Prolonged pulmonary rehabilitation can slow decline of lung function in patients with COPD, say researchers.

Their study is the first to show benefits of pulmonary rehabilitation for disease progression, with patients receiving the treatment having significantly better lung function than controls after three years.

Researchers randomised 80 patients with moderate to severe COPD to receive pulmonary rehabilitation or usual care, consisting of follow-up appointments with a pulmonary specialist every three months.

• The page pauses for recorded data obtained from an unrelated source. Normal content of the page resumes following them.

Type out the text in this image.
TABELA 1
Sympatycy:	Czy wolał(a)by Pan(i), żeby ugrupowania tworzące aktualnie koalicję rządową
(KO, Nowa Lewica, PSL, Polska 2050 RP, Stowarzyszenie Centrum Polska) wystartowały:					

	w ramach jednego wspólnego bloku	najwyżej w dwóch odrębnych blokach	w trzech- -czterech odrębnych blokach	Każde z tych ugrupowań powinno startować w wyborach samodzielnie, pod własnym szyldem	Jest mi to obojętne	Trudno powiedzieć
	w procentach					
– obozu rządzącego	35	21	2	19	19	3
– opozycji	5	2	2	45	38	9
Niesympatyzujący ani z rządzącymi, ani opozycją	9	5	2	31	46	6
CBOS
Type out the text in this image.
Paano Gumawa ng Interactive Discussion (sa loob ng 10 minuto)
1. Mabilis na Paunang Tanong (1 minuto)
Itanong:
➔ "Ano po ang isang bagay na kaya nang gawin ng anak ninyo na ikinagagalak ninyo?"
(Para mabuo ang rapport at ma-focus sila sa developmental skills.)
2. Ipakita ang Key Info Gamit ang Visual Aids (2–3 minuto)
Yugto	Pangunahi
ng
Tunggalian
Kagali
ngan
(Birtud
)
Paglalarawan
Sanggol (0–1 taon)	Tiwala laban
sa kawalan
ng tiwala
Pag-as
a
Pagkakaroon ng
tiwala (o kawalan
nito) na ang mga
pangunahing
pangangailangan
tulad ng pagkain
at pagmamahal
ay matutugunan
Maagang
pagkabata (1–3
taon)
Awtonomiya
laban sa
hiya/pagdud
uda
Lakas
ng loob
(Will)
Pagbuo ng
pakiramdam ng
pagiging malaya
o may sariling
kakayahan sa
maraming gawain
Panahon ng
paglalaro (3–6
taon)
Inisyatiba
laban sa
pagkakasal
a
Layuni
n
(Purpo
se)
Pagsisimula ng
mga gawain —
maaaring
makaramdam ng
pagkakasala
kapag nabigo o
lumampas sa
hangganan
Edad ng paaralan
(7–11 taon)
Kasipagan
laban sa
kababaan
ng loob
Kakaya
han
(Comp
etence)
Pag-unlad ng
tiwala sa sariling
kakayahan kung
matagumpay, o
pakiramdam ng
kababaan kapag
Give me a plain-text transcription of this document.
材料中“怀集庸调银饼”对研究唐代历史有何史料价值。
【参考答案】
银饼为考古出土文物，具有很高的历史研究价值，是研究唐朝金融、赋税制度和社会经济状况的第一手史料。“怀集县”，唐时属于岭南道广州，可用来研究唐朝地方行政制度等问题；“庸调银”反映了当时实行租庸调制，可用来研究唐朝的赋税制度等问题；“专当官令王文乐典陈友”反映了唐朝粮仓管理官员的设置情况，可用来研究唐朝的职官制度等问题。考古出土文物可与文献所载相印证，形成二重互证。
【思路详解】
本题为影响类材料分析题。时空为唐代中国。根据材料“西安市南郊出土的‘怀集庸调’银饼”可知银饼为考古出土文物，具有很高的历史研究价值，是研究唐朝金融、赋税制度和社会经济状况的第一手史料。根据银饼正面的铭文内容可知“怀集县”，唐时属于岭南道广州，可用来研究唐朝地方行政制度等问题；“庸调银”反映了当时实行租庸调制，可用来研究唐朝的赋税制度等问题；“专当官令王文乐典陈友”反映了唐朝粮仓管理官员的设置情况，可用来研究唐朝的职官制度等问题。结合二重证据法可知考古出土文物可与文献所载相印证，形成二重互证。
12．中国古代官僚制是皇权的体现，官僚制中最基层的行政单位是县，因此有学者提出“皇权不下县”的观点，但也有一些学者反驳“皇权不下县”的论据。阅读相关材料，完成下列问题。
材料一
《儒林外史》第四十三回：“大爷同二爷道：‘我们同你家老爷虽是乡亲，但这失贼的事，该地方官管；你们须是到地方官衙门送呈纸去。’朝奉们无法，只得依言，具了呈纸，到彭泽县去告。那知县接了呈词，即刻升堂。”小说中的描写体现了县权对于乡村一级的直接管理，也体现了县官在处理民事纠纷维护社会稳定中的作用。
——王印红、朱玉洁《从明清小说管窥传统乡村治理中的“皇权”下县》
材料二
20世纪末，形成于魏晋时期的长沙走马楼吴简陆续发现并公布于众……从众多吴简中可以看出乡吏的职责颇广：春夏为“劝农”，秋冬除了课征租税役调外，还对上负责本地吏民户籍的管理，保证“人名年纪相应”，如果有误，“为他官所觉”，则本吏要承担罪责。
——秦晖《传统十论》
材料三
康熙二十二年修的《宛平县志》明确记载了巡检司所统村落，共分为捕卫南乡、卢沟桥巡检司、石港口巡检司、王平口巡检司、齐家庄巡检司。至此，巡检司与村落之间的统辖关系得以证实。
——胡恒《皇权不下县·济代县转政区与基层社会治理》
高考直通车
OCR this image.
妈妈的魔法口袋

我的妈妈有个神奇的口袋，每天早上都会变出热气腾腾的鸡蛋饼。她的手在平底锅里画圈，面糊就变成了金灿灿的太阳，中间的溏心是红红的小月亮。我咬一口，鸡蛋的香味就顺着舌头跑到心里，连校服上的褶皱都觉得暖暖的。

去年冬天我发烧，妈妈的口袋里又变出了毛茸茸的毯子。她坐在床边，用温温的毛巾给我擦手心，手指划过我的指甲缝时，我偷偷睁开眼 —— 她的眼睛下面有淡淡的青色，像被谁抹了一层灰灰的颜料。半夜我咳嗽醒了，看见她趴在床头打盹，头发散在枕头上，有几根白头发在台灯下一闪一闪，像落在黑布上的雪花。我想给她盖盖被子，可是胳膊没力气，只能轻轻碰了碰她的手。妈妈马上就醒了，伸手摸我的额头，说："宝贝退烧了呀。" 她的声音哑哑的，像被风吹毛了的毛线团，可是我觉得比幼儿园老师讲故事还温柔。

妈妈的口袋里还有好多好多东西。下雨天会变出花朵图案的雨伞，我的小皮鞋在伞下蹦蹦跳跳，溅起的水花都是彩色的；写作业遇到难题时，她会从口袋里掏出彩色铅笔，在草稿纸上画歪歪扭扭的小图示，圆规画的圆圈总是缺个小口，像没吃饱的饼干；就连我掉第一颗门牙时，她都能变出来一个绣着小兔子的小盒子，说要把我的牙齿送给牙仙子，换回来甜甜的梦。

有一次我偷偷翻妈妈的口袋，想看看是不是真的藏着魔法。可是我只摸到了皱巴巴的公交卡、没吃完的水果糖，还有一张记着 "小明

After three years, patients receiving pulmonary rehabilitation had a decline in FEV1 of 74ml, compared with 149ml in the control group.

The pulmonary rehabilitation group also had significantly improved exercise endurance, maximal sustained work limits and BMIs, compared with controls.

Study leader Dr David Stav, a pulmonary specialist from Tel Aviv University, Israel, said: ‘Three years of pulmonary rehabilitation has an important beneficial impact on the rate of FEV1 decline, in addition to previously reported advantages of this treatment modality for COPD patients.'

The results - published online by the journal BMC Pulmonary Medicine - are a boost for the Department of Health's forthcoming clinical strategy for COPD, due to be released later this year, which is expected to focus on the patchy provision of pulmonary rehabilitation.

Pulse revealed last year that a fifth of PCTs were failing to follow NICE guidelines by providing pulmonary rehabilitation services for patients with COPD.